The 1KG and LRA series were evaluated twice, once on the forward genome sequences and once on both the forward and reverse-complement sequences. This accounts for the fact that different de novo assemblies make different decisions about how to orient contigs. The r-index method achieves compression only with respect to the forward-oriented haplotypes of the sequences indexed. That is, if two contigs are reverse complements of each other but otherwise identical, r-index achieves less compression than if their orientations matched. A more practical approach would be to index both forward and reverse-complement sequences, as Bowtie 2 [18] and BWA [21] do.

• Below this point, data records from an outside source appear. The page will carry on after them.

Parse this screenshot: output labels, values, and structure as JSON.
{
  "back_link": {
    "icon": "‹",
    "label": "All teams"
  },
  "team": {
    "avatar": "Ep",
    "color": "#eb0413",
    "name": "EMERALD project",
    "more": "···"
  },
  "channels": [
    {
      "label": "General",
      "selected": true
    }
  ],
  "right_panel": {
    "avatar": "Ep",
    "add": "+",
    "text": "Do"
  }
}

We measured the peak memory footprint when indexing these collections (Figure 4). We ran these experiments on an Intel(R) Xeon(R) CPU E5–2650 v4 @ 2.20GHz system with 256GB memory. Memory footprints for LRA grew more quickly than those for 1KG. This was expected due to the greater genetic diversity captured in the assemblies. This may also be due in part to the presence of sequencing errors in the long-read assembles; long-read technologies are more prone to indel errors than short-read technologies, for example, and some may survive in the assemblies. Also as expected, memory footprints for the LRA series that included both forward and reverse complement sequences grew more slowly than when just the forward sequence was included. This is due to sequences that differ only (or primarily) in their orientation between assemblies. All series exhibit sublinear trends, highlighting the efficacy of r-index compression even when indexing genetically diverse whole-genome assemblies. Indexing the forward and reverse complement strands of 10 1KG individuals took about 6 hours and 20 minutes and the final index size was 36GB.

Fig. 4:

Peak index-building memory for r-index when indexing successively large collections of 1000-Genomes individuals (1KG) and long-read whole-genome assemblies (LRA).

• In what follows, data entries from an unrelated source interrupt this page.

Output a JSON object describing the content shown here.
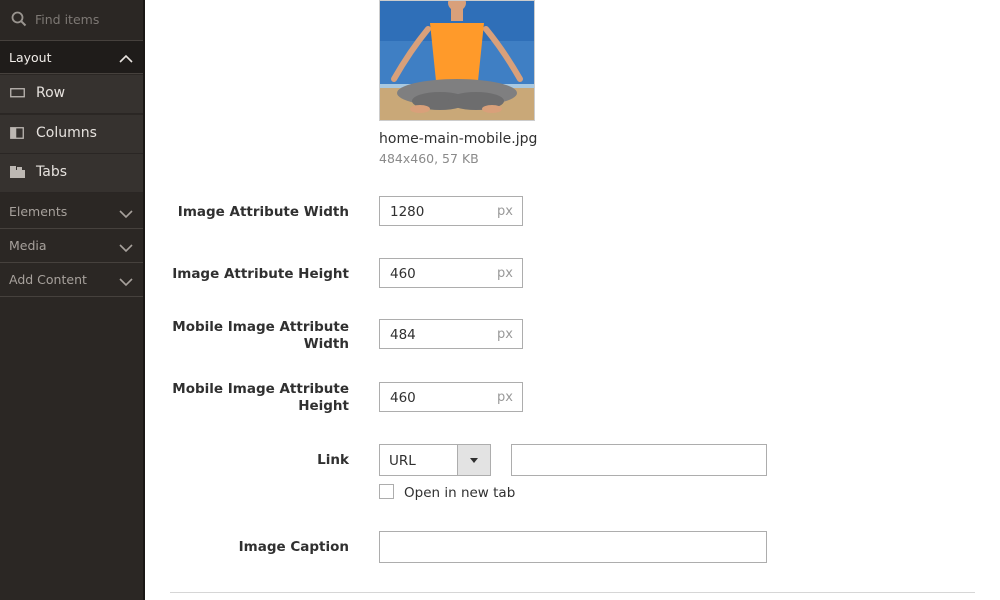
{
  "sidebar": {
    "search_placeholder": "Find items",
    "layout_section": {
      "label": "Layout",
      "expanded": true,
      "items": [
        {
          "label": "Row",
          "icon": "row-icon"
        },
        {
          "label": "Columns",
          "icon": "columns-icon"
        },
        {
          "label": "Tabs",
          "icon": "tabs-icon"
        }
      ]
    },
    "collapsed_sections": [
      {
        "label": "Elements"
      },
      {
        "label": "Media"
      },
      {
        "label": "Add Content"
      }
    ]
  },
  "image_preview": {
    "filename": "home-main-mobile.jpg",
    "meta": "484x460, 57 KB"
  },
  "fields": {
    "width": {
      "label": "Image Attribute Width",
      "value": "1280",
      "unit": "px"
    },
    "height": {
      "label": "Image Attribute Height",
      "value": "460",
      "unit": "px"
    },
    "mobile_width": {
      "label": "Mobile Image Attribute Width",
      "value": "484",
      "unit": "px"
    },
    "mobile_height": {
      "label": "Mobile Image Attribute Height",
      "value": "460",
      "unit": "px"
    },
    "link": {
      "label": "Link",
      "type_selected": "URL",
      "url_value": "",
      "open_new_tab_label": "Open in new tab",
      "open_new_tab_checked": false
    },
    "caption": {
      "label": "Image Caption",
      "value": ""
    }
  },
  "colors": {
    "sidebar_bg": "#2b2724",
    "sidebar_item_bg": "#36322f",
    "text": "#303030",
    "border": "#adadad"
  }
}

We also measured lengths and n/r ratios for each collection of whole genomes (Table 1). Consistent with the memory-scaling results, we see that the n/r ratios are somewhat lower for the LRA series than for the 1KG series, likely due to greater genetic diversity in the assemblies.

Table 1:

Sequence length and n/r statistic with respect to number of whole genomes for the first 6 collections in the 1000 Genomes (1KG) and long-read assembly (LRA) series.

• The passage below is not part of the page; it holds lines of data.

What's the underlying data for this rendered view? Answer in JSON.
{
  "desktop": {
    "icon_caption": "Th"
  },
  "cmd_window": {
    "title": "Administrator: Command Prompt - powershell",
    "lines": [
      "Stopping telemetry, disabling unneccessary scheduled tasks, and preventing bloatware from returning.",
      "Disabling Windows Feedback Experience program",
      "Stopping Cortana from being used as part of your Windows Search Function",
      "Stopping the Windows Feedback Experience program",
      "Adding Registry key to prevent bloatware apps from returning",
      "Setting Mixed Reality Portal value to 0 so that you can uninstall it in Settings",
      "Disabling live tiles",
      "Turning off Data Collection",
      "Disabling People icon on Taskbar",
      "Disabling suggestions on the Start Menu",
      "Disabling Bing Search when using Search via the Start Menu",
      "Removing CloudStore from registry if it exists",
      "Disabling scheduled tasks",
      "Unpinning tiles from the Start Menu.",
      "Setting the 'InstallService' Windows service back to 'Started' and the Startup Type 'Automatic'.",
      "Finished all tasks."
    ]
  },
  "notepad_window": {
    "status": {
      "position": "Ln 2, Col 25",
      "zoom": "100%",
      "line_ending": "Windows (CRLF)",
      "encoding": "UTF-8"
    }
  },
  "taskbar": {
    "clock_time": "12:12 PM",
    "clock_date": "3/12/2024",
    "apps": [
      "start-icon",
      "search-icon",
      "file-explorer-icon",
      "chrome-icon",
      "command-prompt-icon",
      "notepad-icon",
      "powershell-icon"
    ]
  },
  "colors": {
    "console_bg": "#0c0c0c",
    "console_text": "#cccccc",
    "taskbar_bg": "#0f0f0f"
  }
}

# Genomes	Sequence Length (MB)		n/r
	1KG	LRA	1KG	LRA
1	6,072	6,072	1.86	1.86
2	12,144	12,484	3.70	3.58
3	18,217	17,006	5.38	4.83
4	24,408	22,739	7.13	6.25
5	30,480	28,732	8.87	7.80
6	36,671	34,420	10.63	9.28

7. Conclusions and Future Work

We give an algorithm for building the SA and SA sample from the prefix-free parse of an input string S, which fully completes the practical challenge of building the index proposed by Gagie et al. [11]. This leads to a mechanism for building a complete index of large databases — which is the linchpin in developing practical means for pan-genomics short read alignment. We apply our method for indexing partial and whole human genomes, and show that it scales better than Bowtie with respect to both memory and time. This allows for an index to be constructed for large collections of chromosome 19s (500 or more); a task that is out of reach of Bowtie, causing it to exhaust memory even with a budget of 512 GB. Our method produces indexes in a smaller memory footprint than a Hybrid Index-based method (CHIC [33]) while providing much faster locate time

Though this work opens the door to indexing large collections of genomes, it also highlights problems needing further investigation. A major question is how this work can be adapted to work on large sets of sequence reads. This problem not only requires the construction of the r-index but also adapting and incorporating efficient means [1] to update the index as new datasets become available. Moreover, the use of many reference sequences complicates the task of a read aligner performing approximate matching. In the future it will be important to explore both techniques like r-index that can facilitate the seed-finding phase of approximate matching, but also techniques — perhaps like those proposed in entropy-scaling search [36] — that can facilitate the gapped extension phase.